# T4 Throttle



## Hampshireman (Apr 18, 2007)

I am not a mech man with vehicles. 

The throttle on my 98 van has gone all over the place. Some times it's racing without any pedal pressure, then it's fine.

I can cold start and it ticks over, then on pulling away I am into racing off down the road as if on full choke in a petrol vehicle.

On changing gear there is a revving until the clutch picks up again.

Any clues?

Trip to garage coming up I feel.


----------



## Pudsey_Bear (Sep 25, 2008)

sounds like you have a non connected accelerator pedal, except via wire, and the potentiometer bit is goosed, or could be a bit of carpet binding the pedal.

but I could be totally wrong

Kev.


----------



## Hampshireman (Apr 18, 2007)

Thanks Kev. 

I have checked the carpet bit.

Haven't a clue about the potenty thingy.

The weird thing is that it comes and goes, like last week OK. 

It has occurred before and gone over the months. It's hanging around a bit long this time.


----------



## Pudsey_Bear (Sep 25, 2008)

If it's revving it's nuts off when you change gear, the clutch will burn out in no time, I'd get the AA man to have a look, that will at least point you in the right direction.

Kev


----------



## Hampshireman (Apr 18, 2007)

Thanks again Kev.

I have booked it in for next Wed.

That revving is not constant every time on changing gear.
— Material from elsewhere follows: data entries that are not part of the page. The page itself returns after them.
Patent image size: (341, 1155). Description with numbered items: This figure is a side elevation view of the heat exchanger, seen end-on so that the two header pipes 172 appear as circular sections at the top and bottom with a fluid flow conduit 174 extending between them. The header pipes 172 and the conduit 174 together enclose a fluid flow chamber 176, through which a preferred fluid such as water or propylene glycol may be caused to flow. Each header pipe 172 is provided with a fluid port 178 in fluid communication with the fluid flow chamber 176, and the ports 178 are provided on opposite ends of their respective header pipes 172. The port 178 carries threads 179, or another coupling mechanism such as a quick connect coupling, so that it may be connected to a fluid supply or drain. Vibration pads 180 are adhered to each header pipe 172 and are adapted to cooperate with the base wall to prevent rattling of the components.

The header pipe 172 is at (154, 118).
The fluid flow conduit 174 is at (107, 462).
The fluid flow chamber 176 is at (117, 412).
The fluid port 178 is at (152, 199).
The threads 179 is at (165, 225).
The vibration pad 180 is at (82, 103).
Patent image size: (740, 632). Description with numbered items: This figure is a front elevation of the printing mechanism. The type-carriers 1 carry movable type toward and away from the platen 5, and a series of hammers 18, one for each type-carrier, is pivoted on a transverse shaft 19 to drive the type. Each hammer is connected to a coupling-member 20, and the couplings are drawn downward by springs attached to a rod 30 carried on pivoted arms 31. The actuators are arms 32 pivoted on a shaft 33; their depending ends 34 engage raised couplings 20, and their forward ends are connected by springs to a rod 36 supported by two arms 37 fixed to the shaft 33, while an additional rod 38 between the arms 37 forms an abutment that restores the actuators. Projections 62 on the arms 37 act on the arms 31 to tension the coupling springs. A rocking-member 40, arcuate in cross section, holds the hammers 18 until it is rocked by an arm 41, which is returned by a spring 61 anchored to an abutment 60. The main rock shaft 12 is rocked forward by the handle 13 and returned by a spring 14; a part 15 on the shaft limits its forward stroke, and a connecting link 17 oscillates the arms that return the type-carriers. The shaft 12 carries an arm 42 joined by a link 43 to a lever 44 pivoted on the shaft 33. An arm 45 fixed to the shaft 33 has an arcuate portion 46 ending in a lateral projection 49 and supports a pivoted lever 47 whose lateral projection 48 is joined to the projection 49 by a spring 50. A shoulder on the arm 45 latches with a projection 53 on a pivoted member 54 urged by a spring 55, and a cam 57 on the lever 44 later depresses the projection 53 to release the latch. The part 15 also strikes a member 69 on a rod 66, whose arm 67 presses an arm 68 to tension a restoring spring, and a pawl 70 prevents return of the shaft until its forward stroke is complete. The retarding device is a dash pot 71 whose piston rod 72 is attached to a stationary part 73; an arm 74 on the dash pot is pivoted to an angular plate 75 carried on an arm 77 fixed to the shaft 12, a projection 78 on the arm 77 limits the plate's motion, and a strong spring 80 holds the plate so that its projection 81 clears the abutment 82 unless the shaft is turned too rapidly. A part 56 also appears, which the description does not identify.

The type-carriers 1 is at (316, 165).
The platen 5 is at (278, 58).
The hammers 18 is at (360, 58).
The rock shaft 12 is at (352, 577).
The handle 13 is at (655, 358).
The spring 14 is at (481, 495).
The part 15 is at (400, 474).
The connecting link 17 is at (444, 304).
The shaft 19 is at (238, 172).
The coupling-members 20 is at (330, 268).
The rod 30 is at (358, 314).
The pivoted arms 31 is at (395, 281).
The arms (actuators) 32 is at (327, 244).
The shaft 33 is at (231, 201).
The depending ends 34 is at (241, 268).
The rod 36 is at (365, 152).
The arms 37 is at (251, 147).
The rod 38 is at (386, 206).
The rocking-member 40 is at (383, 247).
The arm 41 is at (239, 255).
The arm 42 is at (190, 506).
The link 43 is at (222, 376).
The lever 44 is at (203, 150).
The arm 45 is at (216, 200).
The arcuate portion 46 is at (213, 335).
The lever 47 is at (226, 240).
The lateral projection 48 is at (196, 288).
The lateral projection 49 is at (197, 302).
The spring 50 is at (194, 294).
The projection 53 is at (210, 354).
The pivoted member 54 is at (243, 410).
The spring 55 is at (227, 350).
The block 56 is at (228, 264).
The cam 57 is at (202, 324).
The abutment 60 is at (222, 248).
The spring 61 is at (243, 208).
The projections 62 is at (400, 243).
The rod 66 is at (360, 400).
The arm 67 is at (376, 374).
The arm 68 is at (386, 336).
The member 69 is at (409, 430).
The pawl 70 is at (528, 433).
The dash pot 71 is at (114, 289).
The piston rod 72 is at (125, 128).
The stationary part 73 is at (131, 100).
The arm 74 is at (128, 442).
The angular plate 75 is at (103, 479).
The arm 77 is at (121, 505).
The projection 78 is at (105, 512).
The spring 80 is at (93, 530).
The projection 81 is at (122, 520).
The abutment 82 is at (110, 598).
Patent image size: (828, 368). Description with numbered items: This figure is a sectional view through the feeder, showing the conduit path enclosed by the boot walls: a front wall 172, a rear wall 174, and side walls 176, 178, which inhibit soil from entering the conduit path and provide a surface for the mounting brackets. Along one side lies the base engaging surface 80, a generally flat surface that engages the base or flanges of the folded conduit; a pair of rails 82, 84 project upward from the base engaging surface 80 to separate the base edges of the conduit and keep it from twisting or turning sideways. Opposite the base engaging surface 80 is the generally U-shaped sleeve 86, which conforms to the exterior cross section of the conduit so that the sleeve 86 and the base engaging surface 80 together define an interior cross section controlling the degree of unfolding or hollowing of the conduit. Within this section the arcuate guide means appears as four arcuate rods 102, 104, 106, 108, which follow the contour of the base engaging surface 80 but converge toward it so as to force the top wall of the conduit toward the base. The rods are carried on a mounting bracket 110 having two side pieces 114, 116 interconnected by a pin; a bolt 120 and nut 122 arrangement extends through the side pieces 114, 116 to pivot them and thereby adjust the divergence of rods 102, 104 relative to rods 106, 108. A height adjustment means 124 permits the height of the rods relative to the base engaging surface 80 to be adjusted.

Sometimes I feel I have my foot hard down, like the pedal is real heavy.


----------



## UncleNorm (May 1, 2005)

Inner/outer cable sticking, needs lubricating...? :?


----------



## philoaks (Sep 2, 2008)

I can't remember what year VW changed from a standard cable throttle to a "fly by wire" potentiometer type. 

Easiest way to check what you've got is to start the engine and push the throttle to bring the engine up to around 2000 rpm (doesn't have to be too accurate). With the engine running at fast speed then put your left foot onto the brake. If the revs drop then it's fly by wire and if they don't then it's traditional cable.

As previous posters have said could be a dodgy potentiometer if it's fly by wire or could be a sticky cable if it's that type.


----------



## Hampshireman (Apr 18, 2007)

Sorted yesterday with less than an hour labour charge and no parts.

Adjusted EGR micro switch, released jammed turbo bypass arm and lubricated timing adjuster cable.

Garage who are all ex main VW dealers set up on their own at £55/hr +Vat instead of £90 + Vat. Chap said mainly parts are showing signs of wear due to age and usage of vehicle. Seems fair, it's a 98 and 130,000 on the clock.

Thanks everyone.


----------



## SpeedyDux (Jul 13, 2007)

That's a great result! 

Hampshireman, could you put details of the Garage you used in the Company Reports? It would be useful for all T4 and T5 owners. The VW main stealerships need to be given a run for their money. 

I'm not impressed by my local VW Van Centre at all. They only seem interested in serving their commercial account customers, and the private van owners are clearly at the bottom of the pecking order for service and repairs. The VW Van Centre has a huge exclusive franchise territory and apparently no incentive to improve customer service. I put mine in for a major service, a few minor extra jobs and MOT. When I came to collect it none of the minor jobs or the MOT had been done and I'm not even certain that I received anything more than just an official stamp in the service book for my money. 


SD


----------



## Hampshireman (Apr 18, 2007)

Good idea SD. Done.


----------



## Hampshireman (Apr 18, 2007)

Meant to mention that the chap said that Breeze the VW main dealer is governed by VW HQ. They must use expensive german office furniture and coffee machines in reception etc, so the charges are bound to be passed on.


----------